Our apartments are situated in between Table mountain and the ocean, so it was safe to say that everyone was in pure awe at the luck that we had found ourselves in. Even luckier still, we got to hike the mountain the next day. While South Africa was currently experiencing the winter season, the day of our hike was nothing but pure sunny skies and 70 degree weather. Our group of 45 students hiked for roughly two hours (enough time to leisurely climb up while also stopping to soak up the view).

I struggle to find the words to describe the view once we got to the top. There are only a handful of times that I’ve seen a view that has made me wish I didn’t have to blink. I was torn between staring out at the never ending blue ocean or the rolling textured mountains. If you went around the other side, you could stare out at the city, the industrial cranes that looked like giant metal giraffes, and the clusters of buildings and housing structures. I was fortunate enough to have this as my first impression of Cape Town.

The next day we got right to work and headed over to TSiBA, the business school we would be partnering with for two weeks of our stay. We would be working with students at that school to come up with innovative business solutions for local entrepreneurs. These students were also local, and would be able to offer us a unique view into life in the townships in the area. First day of school jitters were resurfacing that morning, but we could not have been more welcomed. Sammie and Freedom were the class leaders at TSiBA and they led us in song and dance as icebreakers. They had huge personalities, bubbling with warmth and laughter, and it was truly infectious.

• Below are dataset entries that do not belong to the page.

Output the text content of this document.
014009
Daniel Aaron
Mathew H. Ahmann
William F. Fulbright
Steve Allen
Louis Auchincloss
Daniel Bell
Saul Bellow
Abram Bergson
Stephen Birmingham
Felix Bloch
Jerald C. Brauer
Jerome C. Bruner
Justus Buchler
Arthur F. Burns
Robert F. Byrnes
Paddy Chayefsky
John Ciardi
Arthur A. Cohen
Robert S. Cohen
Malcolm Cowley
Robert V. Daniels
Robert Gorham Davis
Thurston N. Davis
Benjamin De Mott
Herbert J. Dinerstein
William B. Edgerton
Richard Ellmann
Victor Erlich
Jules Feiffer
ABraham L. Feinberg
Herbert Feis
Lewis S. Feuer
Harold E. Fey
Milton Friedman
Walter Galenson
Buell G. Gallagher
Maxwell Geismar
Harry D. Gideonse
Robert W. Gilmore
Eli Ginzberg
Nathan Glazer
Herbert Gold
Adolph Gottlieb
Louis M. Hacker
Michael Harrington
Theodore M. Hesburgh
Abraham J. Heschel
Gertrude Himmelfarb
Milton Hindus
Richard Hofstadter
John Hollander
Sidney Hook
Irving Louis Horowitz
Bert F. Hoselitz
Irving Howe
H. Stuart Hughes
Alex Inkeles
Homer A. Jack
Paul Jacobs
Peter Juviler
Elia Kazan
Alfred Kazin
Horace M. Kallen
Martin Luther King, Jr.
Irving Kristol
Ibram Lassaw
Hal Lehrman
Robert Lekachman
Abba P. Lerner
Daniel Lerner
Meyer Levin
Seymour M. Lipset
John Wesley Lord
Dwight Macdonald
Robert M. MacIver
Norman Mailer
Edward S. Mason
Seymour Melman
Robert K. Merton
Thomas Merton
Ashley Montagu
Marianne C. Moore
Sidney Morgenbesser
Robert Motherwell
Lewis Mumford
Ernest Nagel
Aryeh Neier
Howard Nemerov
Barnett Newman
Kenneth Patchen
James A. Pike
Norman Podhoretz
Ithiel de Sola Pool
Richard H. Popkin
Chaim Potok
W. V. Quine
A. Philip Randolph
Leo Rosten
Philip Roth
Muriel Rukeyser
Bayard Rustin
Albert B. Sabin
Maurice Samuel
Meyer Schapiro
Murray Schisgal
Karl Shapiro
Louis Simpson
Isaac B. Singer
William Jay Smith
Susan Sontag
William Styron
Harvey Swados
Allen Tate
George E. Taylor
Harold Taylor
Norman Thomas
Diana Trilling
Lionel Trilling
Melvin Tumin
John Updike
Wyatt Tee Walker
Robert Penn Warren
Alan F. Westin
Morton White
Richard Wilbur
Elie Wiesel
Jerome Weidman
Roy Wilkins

We were broken up into groups, two TSiBA students and two Northeastern students, and were also assigned an entrepreneur to consult. Our entrepreneur, Bathembu, is based in the Khayelitsha township and sells Afval (a delicacy in South Africa comprised of sheep intestines, heart, head, tripe, and lungs). We’d be working with him to create a marketing plan and ultimately a plan to apply for funding so that he could consider opening up a shop in his community.
It has only been two days in South Africa and we’ve already met incredible people and hiked one of the new seven natural wonders of the world – If this is how we started our trip off, I can only imagine what is in store for us in the next month!